Until it returned in the late 1990s—on an island called Great Cranberry off the rocky coast of Maine. A wealthy family “from away” desired to put a lavish addition onto their already lavish summer home on the island. They hired my friend Westphal to do the job. He’s a builder. I happened to visit him during the time he was working on the project. He took me out to the site. This was in the dead of winter and the day was excruciatingly cold. The framing had just been completed, after an earlier setback in the fall. To warm up after touring the construction, we stood around a burn barrel roaring with a fire. Westphal was tossing in hunks of wood to feed the flames. “Hey,” I said, “that looks like really old wood. Where’d it come from?” He told me the story.

Turns out that barn on the Clark family farm in Concord had stood for many years after the incorporation of Thoreau’s hut. In the late 1980s the barn was finally dismantled and the reclaimed wood stored away until a buyer could be found. That buyer proved to be the fellow who wanted to put a lavish addition on his summer home on Great Cranberry Isle. The old barnwood was shipped to Maine. Westphal agreed to use the sketchy materials, despite his doubts about their integrity. It was pretty old wood and wasn’t going to support the load of the roof. Westphal explained this to the owner but was told to use the stuff anyway. So he did. Shortly after the last rickety timber was put into place, the main supporting beam gave way with a loud crack—and the whole shebang came crashing down. Oh well, time to start over with fresh lumber.

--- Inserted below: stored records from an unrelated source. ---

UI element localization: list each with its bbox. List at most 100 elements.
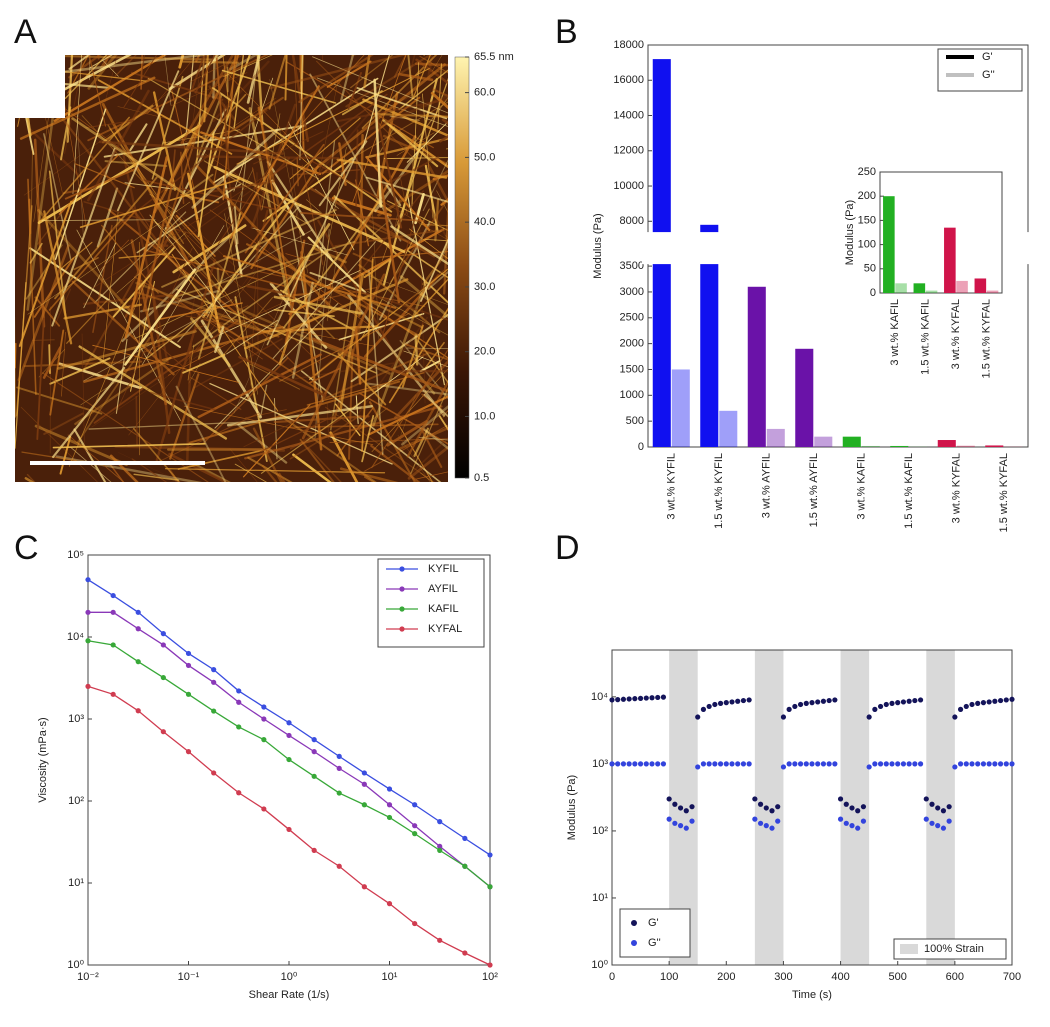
point	[185, 650, 192, 657]
point	[1009, 696, 1015, 702]
fiber	[375, 111, 403, 229]
fiber	[213, 165, 407, 254]
fiber	[16, 386, 103, 415]
fiber	[259, 415, 335, 453]
y-tick-label: 10⁴	[591, 691, 608, 703]
fiber	[233, 206, 239, 245]
fiber	[92, 55, 118, 149]
bar	[925, 290, 938, 293]
y-tick-label: 18000	[613, 39, 644, 51]
y-tick-label: 10²	[592, 825, 608, 837]
fiber	[365, 176, 448, 203]
legend-label: G''	[648, 937, 661, 949]
series-line	[87, 685, 491, 966]
fiber	[406, 347, 448, 349]
point	[386, 786, 393, 792]
fiber	[185, 173, 214, 195]
fiber	[364, 424, 448, 472]
fiber	[214, 326, 225, 354]
fiber	[68, 55, 91, 70]
fiber	[347, 71, 362, 110]
point	[917, 697, 924, 703]
fiber	[152, 91, 177, 191]
fiber	[414, 62, 448, 67]
point	[336, 765, 342, 771]
point	[160, 631, 166, 637]
fiber	[404, 343, 448, 361]
fiber	[361, 415, 375, 463]
y-tick-label: 10¹	[592, 892, 608, 904]
fiber	[83, 242, 117, 309]
point	[632, 761, 638, 767]
point	[700, 706, 707, 712]
fiber	[421, 223, 448, 227]
fiber	[73, 428, 107, 482]
y-tick-label: 1000	[620, 389, 644, 401]
point	[386, 814, 393, 821]
colorbar	[454, 56, 470, 479]
fiber	[273, 397, 278, 460]
fiber	[397, 435, 431, 482]
fiber	[39, 116, 130, 222]
point	[786, 706, 792, 712]
point	[286, 732, 292, 739]
y-tick-label: 8000	[620, 215, 644, 227]
point	[855, 825, 861, 831]
point	[775, 818, 781, 824]
point	[261, 716, 267, 722]
fiber	[279, 292, 311, 298]
x-tick-label: 700	[1003, 971, 1021, 983]
fiber	[310, 160, 384, 201]
fiber	[278, 472, 286, 482]
fiber	[427, 164, 448, 205]
point	[361, 770, 367, 776]
fiber	[250, 281, 256, 386]
fiber	[52, 442, 206, 449]
fiber	[355, 395, 359, 424]
x-tick-label: 1.5 wt.% KAFIL	[903, 453, 915, 529]
point	[609, 761, 615, 767]
point	[361, 781, 367, 787]
point	[110, 691, 116, 697]
point	[866, 714, 872, 720]
fiber	[288, 121, 355, 251]
fiber	[234, 463, 267, 482]
bar	[766, 428, 785, 447]
point	[923, 796, 929, 802]
bar	[747, 286, 766, 447]
fiber	[87, 55, 118, 90]
colorbar-tick-label: 40.0	[474, 216, 495, 228]
y-axis-label: Modulus (Pa)	[592, 213, 604, 278]
point	[185, 691, 192, 697]
fiber	[318, 79, 339, 177]
fiber	[48, 211, 135, 311]
legend-label: G'	[982, 51, 993, 63]
fiber	[261, 464, 278, 482]
point	[437, 847, 443, 853]
fiber	[19, 76, 156, 140]
x-tick-label: 1.5 wt.% KYFAL	[998, 453, 1010, 532]
point	[929, 801, 935, 807]
fiber	[89, 172, 270, 291]
fiber	[410, 386, 448, 475]
fiber	[329, 169, 448, 241]
fiber	[437, 63, 443, 130]
point	[815, 699, 821, 705]
point	[815, 761, 821, 767]
point	[85, 609, 91, 615]
point	[912, 697, 918, 704]
x-tick-label: 500	[889, 971, 907, 983]
fiber	[229, 85, 320, 239]
x-tick-label: 3 wt.% KAFIL	[889, 299, 901, 366]
legend-marker	[399, 606, 405, 612]
point	[677, 823, 684, 829]
x-tick-label: 600	[946, 971, 964, 983]
point	[740, 761, 747, 767]
bar	[795, 348, 814, 447]
point	[700, 761, 707, 767]
series-line	[88, 611, 491, 888]
point	[969, 761, 975, 767]
point	[649, 761, 655, 767]
fiber	[252, 228, 348, 256]
fiber	[124, 156, 169, 339]
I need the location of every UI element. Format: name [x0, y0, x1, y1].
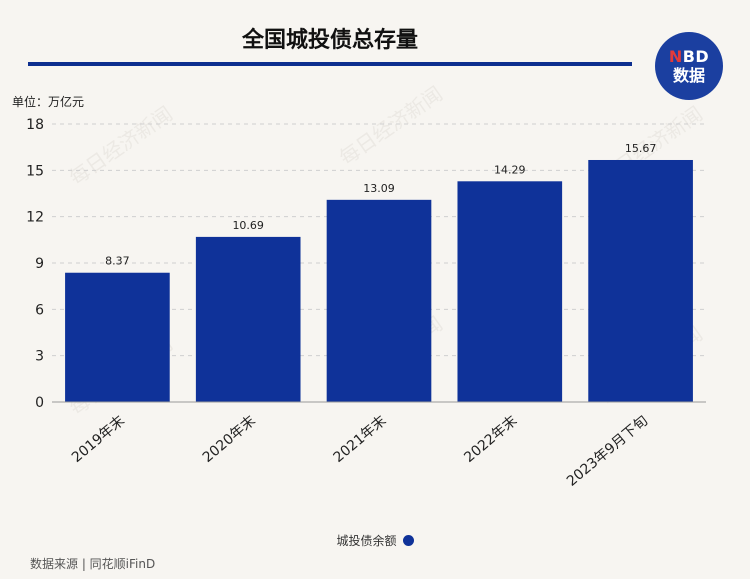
y-tick-label: 18 [26, 117, 44, 133]
source-note: 数据来源 | 同花顺iFinD [30, 557, 156, 571]
bar-value-label: 13.09 [363, 182, 395, 195]
bar [457, 181, 563, 402]
x-axis-ticks: 2019年末 2020年末 2021年末 2022年末 2023年9月下旬 [69, 413, 651, 490]
chart-title: 全国城投债总存量 [241, 28, 418, 53]
bar-value-label: 8.37 [105, 255, 130, 268]
x-tick-label: 2023年9月下旬 [564, 413, 651, 490]
y-tick-label: 3 [35, 349, 44, 365]
legend-swatch [402, 535, 414, 546]
y-tick-label: 12 [26, 210, 44, 226]
data-labels: 8.37 10.69 13.09 14.29 15.67 [105, 142, 656, 268]
y-tick-label: 15 [26, 163, 44, 179]
title-underline [28, 62, 632, 66]
legend: 城投债余额 [0, 532, 750, 549]
bar-value-label: 10.69 [232, 219, 264, 232]
y-tick-label: 0 [35, 395, 44, 411]
nbd-data-logo: NBD 数据 [655, 32, 723, 100]
y-axis-ticks: 0 3 6 9 12 15 18 [26, 117, 44, 411]
bars [65, 159, 693, 402]
y-axis-unit-label: 单位：万亿元 [12, 95, 85, 109]
x-tick-label: 2021年末 [331, 413, 390, 466]
logo-data-text: 数据 [672, 65, 705, 85]
logo-nbd-text: NBD [668, 46, 710, 66]
bar [65, 272, 170, 402]
bar [195, 236, 301, 402]
y-tick-label: 6 [35, 302, 44, 318]
bar-value-label: 14.29 [494, 163, 526, 176]
x-tick-label: 2019年末 [69, 413, 128, 466]
bar [588, 159, 693, 402]
y-tick-label: 9 [35, 256, 44, 272]
bar [326, 199, 432, 402]
bar-value-label: 15.67 [625, 142, 657, 155]
x-tick-label: 2022年末 [461, 413, 520, 466]
x-tick-label: 2020年末 [200, 413, 259, 466]
legend-label: 城投债余额 [336, 534, 397, 548]
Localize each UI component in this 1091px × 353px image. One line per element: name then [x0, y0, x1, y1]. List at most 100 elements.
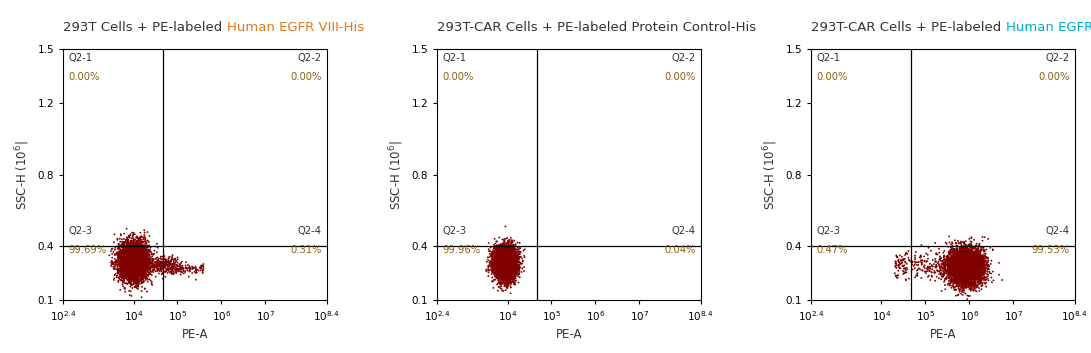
Point [489, 251, 506, 257]
Point [124, 254, 142, 259]
Point [497, 256, 515, 262]
Point [135, 263, 153, 269]
Point [492, 267, 509, 273]
Point [945, 263, 962, 268]
Point [120, 263, 137, 269]
Point [119, 246, 136, 252]
Point [495, 262, 513, 268]
Point [946, 262, 963, 268]
Point [888, 265, 906, 271]
Point [127, 244, 144, 250]
Point [964, 267, 982, 273]
Point [955, 264, 972, 270]
Point [119, 274, 136, 280]
Point [489, 258, 506, 263]
Point [945, 275, 962, 280]
Point [967, 249, 984, 254]
Y-axis label: SSC-H (10$^6$|: SSC-H (10$^6$| [762, 140, 780, 210]
Point [117, 262, 134, 268]
Point [951, 271, 969, 277]
Point [133, 255, 151, 260]
Point [497, 265, 515, 270]
Point [959, 269, 976, 275]
Point [137, 262, 155, 268]
Point [492, 256, 509, 262]
Point [110, 257, 128, 263]
Point [974, 270, 992, 275]
Point [127, 257, 144, 263]
Point [959, 258, 976, 264]
Point [494, 267, 512, 273]
Point [125, 250, 143, 256]
Point [957, 271, 974, 277]
Point [130, 254, 147, 260]
Point [117, 263, 134, 269]
Point [120, 261, 137, 267]
Point [944, 249, 961, 255]
Point [504, 251, 521, 257]
Point [129, 263, 146, 269]
Point [130, 258, 147, 264]
Point [118, 280, 135, 286]
Point [113, 260, 131, 266]
Point [118, 260, 135, 266]
Point [140, 266, 157, 271]
Point [955, 254, 972, 260]
Point [501, 263, 518, 268]
Point [972, 262, 990, 267]
Point [129, 255, 146, 261]
Point [962, 253, 980, 258]
Point [130, 258, 147, 264]
Point [136, 258, 154, 264]
Point [130, 279, 147, 284]
Point [505, 266, 523, 272]
Point [129, 264, 146, 270]
Point [964, 261, 982, 266]
Point [957, 278, 974, 284]
Point [493, 259, 511, 265]
Point [936, 259, 954, 265]
Point [128, 251, 145, 256]
Point [130, 263, 147, 269]
Point [124, 277, 142, 282]
Point [130, 255, 147, 261]
Point [960, 268, 978, 274]
Point [963, 267, 981, 273]
Point [497, 243, 515, 249]
Point [502, 256, 519, 262]
Point [962, 270, 980, 276]
Point [945, 263, 962, 268]
Point [494, 252, 512, 258]
Point [165, 257, 182, 263]
Point [502, 263, 519, 269]
Point [939, 244, 957, 250]
Point [501, 261, 518, 266]
Point [124, 246, 142, 251]
Point [955, 258, 972, 263]
Point [968, 259, 985, 264]
Point [950, 254, 968, 259]
Point [129, 247, 146, 253]
Point [122, 254, 140, 260]
Point [956, 256, 973, 262]
Point [494, 270, 512, 276]
Point [133, 259, 151, 265]
Point [118, 257, 135, 263]
Point [134, 280, 152, 285]
Point [484, 260, 502, 266]
Point [120, 280, 137, 286]
Point [500, 250, 517, 255]
Point [123, 258, 141, 264]
Point [120, 253, 137, 258]
Point [487, 270, 504, 276]
Point [492, 259, 509, 265]
Point [942, 264, 959, 270]
Point [497, 253, 515, 258]
Point [960, 268, 978, 274]
Point [129, 271, 146, 277]
Point [908, 273, 925, 278]
Point [495, 255, 513, 260]
Point [492, 253, 509, 259]
Point [119, 252, 136, 258]
Point [147, 263, 165, 269]
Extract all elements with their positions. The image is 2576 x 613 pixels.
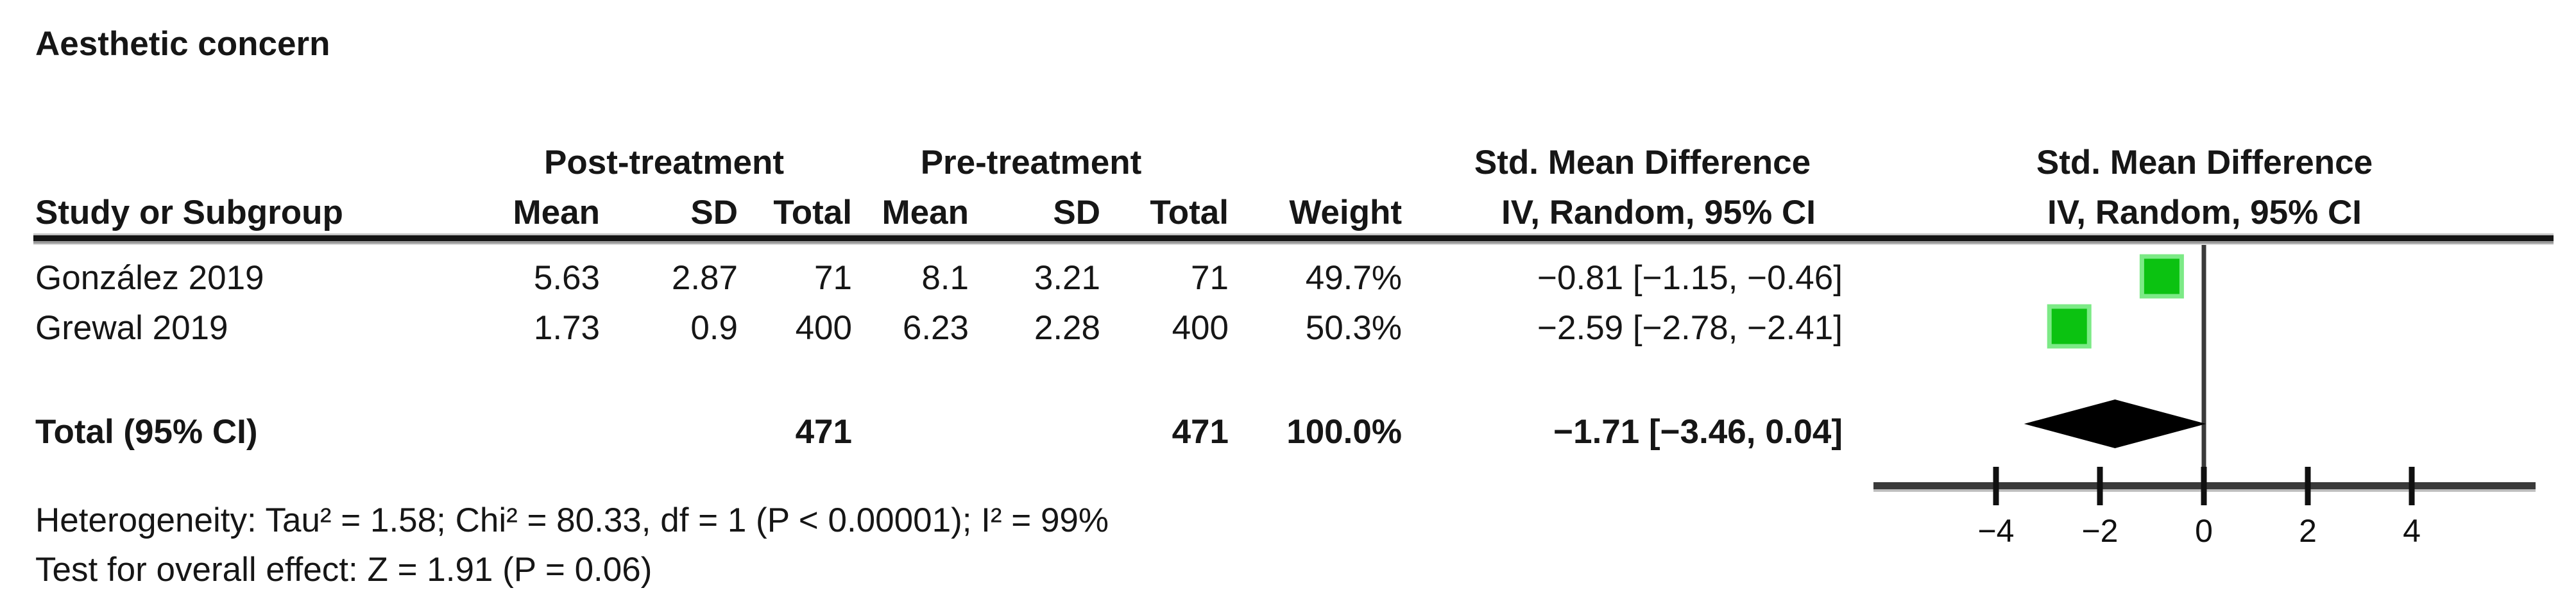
tick-label: 2 [2299,513,2317,549]
row-2-pre-total: 400 [1172,309,1229,347]
total-pre-total: 471 [1172,413,1229,451]
group-header-smd-plot: Std. Mean Difference [2036,144,2373,181]
group-header-smd-values: Std. Mean Difference [1474,144,1811,181]
row-2-pre-mean: 6.23 [902,309,969,347]
zero-line [2201,245,2206,485]
tick-label: −2 [2081,513,2118,549]
col-header-post-sd: SD [690,194,738,231]
row-2-post-mean: 1.73 [533,309,600,347]
row-1-pre-mean: 8.1 [921,259,969,297]
row-2-post-sd: 0.9 [690,309,738,347]
tick-label: 0 [2195,513,2213,549]
figure-title: Aesthetic concern [35,25,330,63]
col-header-weight: Weight [1289,194,1402,231]
col-header-pre-total: Total [1150,194,1229,231]
col-header-study: Study or Subgroup [35,194,343,231]
row-2-post-total: 400 [795,309,852,347]
group-header-pre-treatment: Pre-treatment [920,144,1142,181]
heterogeneity-note: Heterogeneity: Tau² = 1.58; Chi² = 80.33… [35,501,1109,539]
col-header-pre-mean: Mean [882,194,969,231]
tick-mark [2201,467,2207,505]
total-diamond [2024,399,2206,448]
row-2-study: Grewal 2019 [35,309,228,347]
header-divider [33,233,2554,245]
study-marker [2047,304,2092,349]
col-header-iv-values: IV, Random, 95% CI [1501,194,1816,231]
tick-mark [2409,467,2415,505]
row-2-pre-sd: 2.28 [1034,309,1100,347]
total-weight: 100.0% [1286,413,1402,451]
col-header-iv-plot: IV, Random, 95% CI [2047,194,2362,231]
row-1-smd-ci: −0.81 [−1.15, −0.46] [1537,259,1843,297]
row-1-post-mean: 5.63 [533,259,600,297]
study-marker [2139,254,2184,299]
row-1-pre-total: 71 [1191,259,1229,297]
tick-label: −4 [1977,513,2014,549]
row-1-pre-sd: 3.21 [1034,259,1100,297]
row-1-study: González 2019 [35,259,264,297]
tick-mark [2097,467,2103,505]
total-label: Total (95% CI) [35,413,258,451]
overall-effect-note: Test for overall effect: Z = 1.91 (P = 0… [35,551,653,589]
tick-label: 4 [2403,513,2421,549]
total-smd-ci: −1.71 [−3.46, 0.04] [1553,413,1843,451]
total-post-total: 471 [795,413,852,451]
col-header-post-total: Total [773,194,852,231]
row-1-post-sd: 2.87 [671,259,738,297]
col-header-pre-sd: SD [1053,194,1100,231]
row-1-weight: 49.7% [1305,259,1402,297]
tick-mark [1993,467,1999,505]
row-1-post-total: 71 [814,259,852,297]
row-2-weight: 50.3% [1305,309,1402,347]
group-header-post-treatment: Post-treatment [543,144,785,181]
tick-mark [2305,467,2311,505]
row-2-smd-ci: −2.59 [−2.78, −2.41] [1537,309,1843,347]
col-header-post-mean: Mean [513,194,600,231]
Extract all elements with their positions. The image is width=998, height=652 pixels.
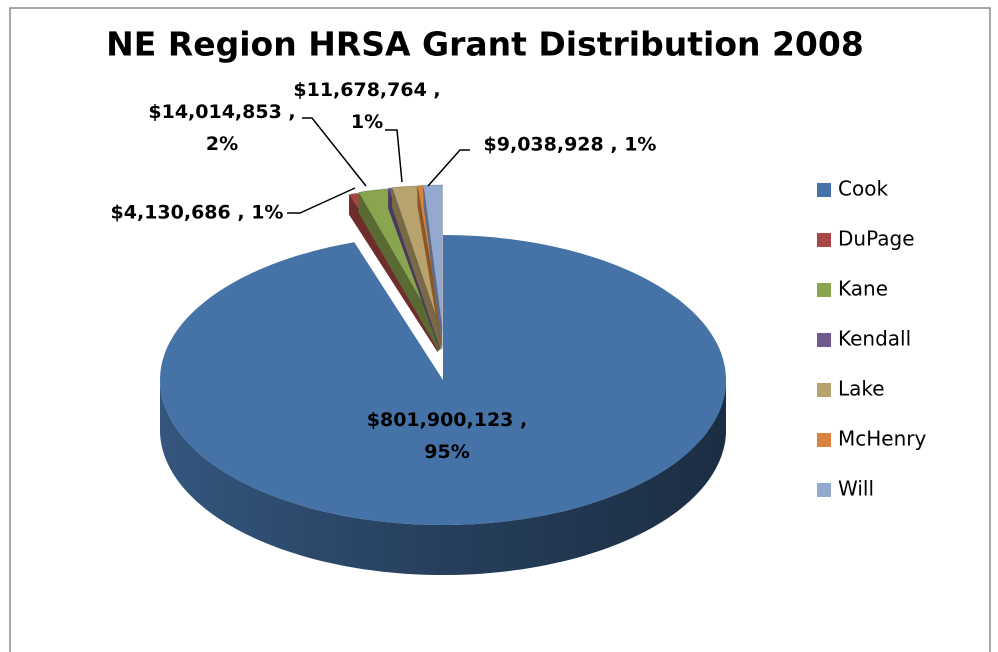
- leader-line: [287, 187, 356, 214]
- slice-wall: [423, 185, 443, 351]
- data-label: $801,900,123 , 95%: [367, 409, 527, 463]
- legend-label: DuPage: [838, 227, 915, 251]
- slice-wall: [392, 187, 441, 351]
- slice-top: [422, 184, 443, 331]
- legend-swatch: [817, 483, 831, 497]
- leader-line: [302, 117, 367, 187]
- pie-slice: [160, 235, 726, 575]
- legend-swatch: [817, 433, 831, 447]
- slice-side-shade: [160, 380, 726, 575]
- legend-label: Lake: [838, 377, 885, 401]
- slice-wall: [417, 185, 442, 351]
- leader-line: [385, 129, 403, 183]
- slice-top: [357, 188, 440, 332]
- data-label: $4,130,686 , 1%: [111, 202, 284, 224]
- legend-label: Kendall: [838, 327, 911, 351]
- legend-swatch: [817, 283, 831, 297]
- legend-swatch: [817, 183, 831, 197]
- legend-swatch: [817, 333, 831, 347]
- legend-label: Cook: [838, 177, 888, 201]
- legend-label: Kane: [838, 277, 888, 301]
- data-label: $14,014,853 , 2%: [148, 101, 295, 155]
- chart-title: NE Region HRSA Grant Distribution 2008: [106, 25, 864, 64]
- slice-wall-shade: [392, 187, 441, 351]
- slice-wall-shade: [423, 185, 443, 351]
- legend-label: Will: [838, 477, 874, 501]
- data-label: $11,678,764 , 1%: [293, 79, 440, 133]
- slice-wall: [358, 192, 439, 352]
- leader-line: [427, 149, 470, 187]
- legend-swatch: [817, 233, 831, 247]
- slice-top: [160, 235, 726, 525]
- slice-wall-shade: [417, 185, 442, 351]
- pie-slice: [422, 184, 443, 351]
- data-label: $9,038,928 , 1%: [484, 134, 657, 156]
- slice-wall-shade: [358, 192, 439, 352]
- legend-swatch: [817, 383, 831, 397]
- legend-label: McHenry: [838, 427, 926, 451]
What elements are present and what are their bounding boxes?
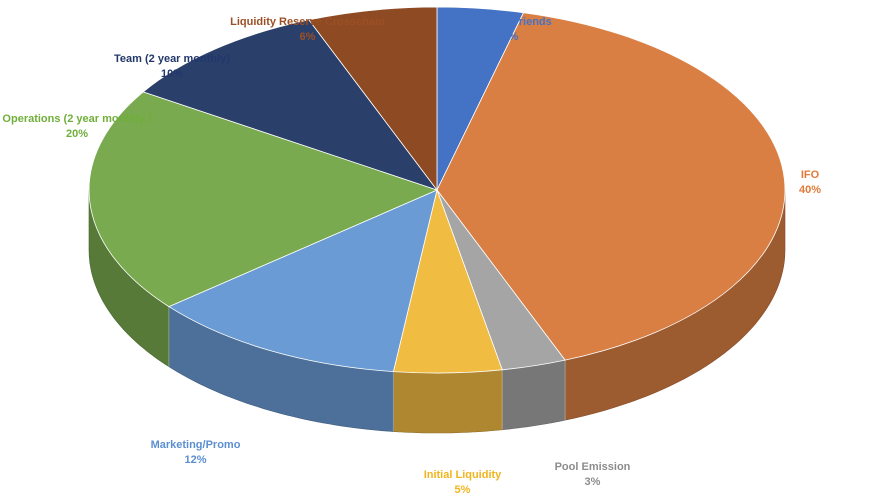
slice-label: IFO — [800, 169, 820, 181]
pie-slice-operations-2-year-monthly- — [88, 91, 439, 308]
pie-sides — [88, 189, 786, 434]
pie-side-initial-liquidity — [393, 369, 503, 434]
slice-label: Family&Friends — [469, 16, 552, 28]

“What happened to all the old barnwood?” I asked Westphal. “And what about Thoreau’s hut?”

“What do you think, O’Grady? You’re holding a chunk of it right there in your hand. Now toss it into the barrel.”

I couldn’t do it. I just had to keep that old piece of wood. I took it home. As I changed residences over the years, that piece of wood has moved with me, here and there, to and fro across the continent. Now at last it’s back home, sitting on my bookshelf here in the Catskill Mountains, close by my copy of Walden and where it all began.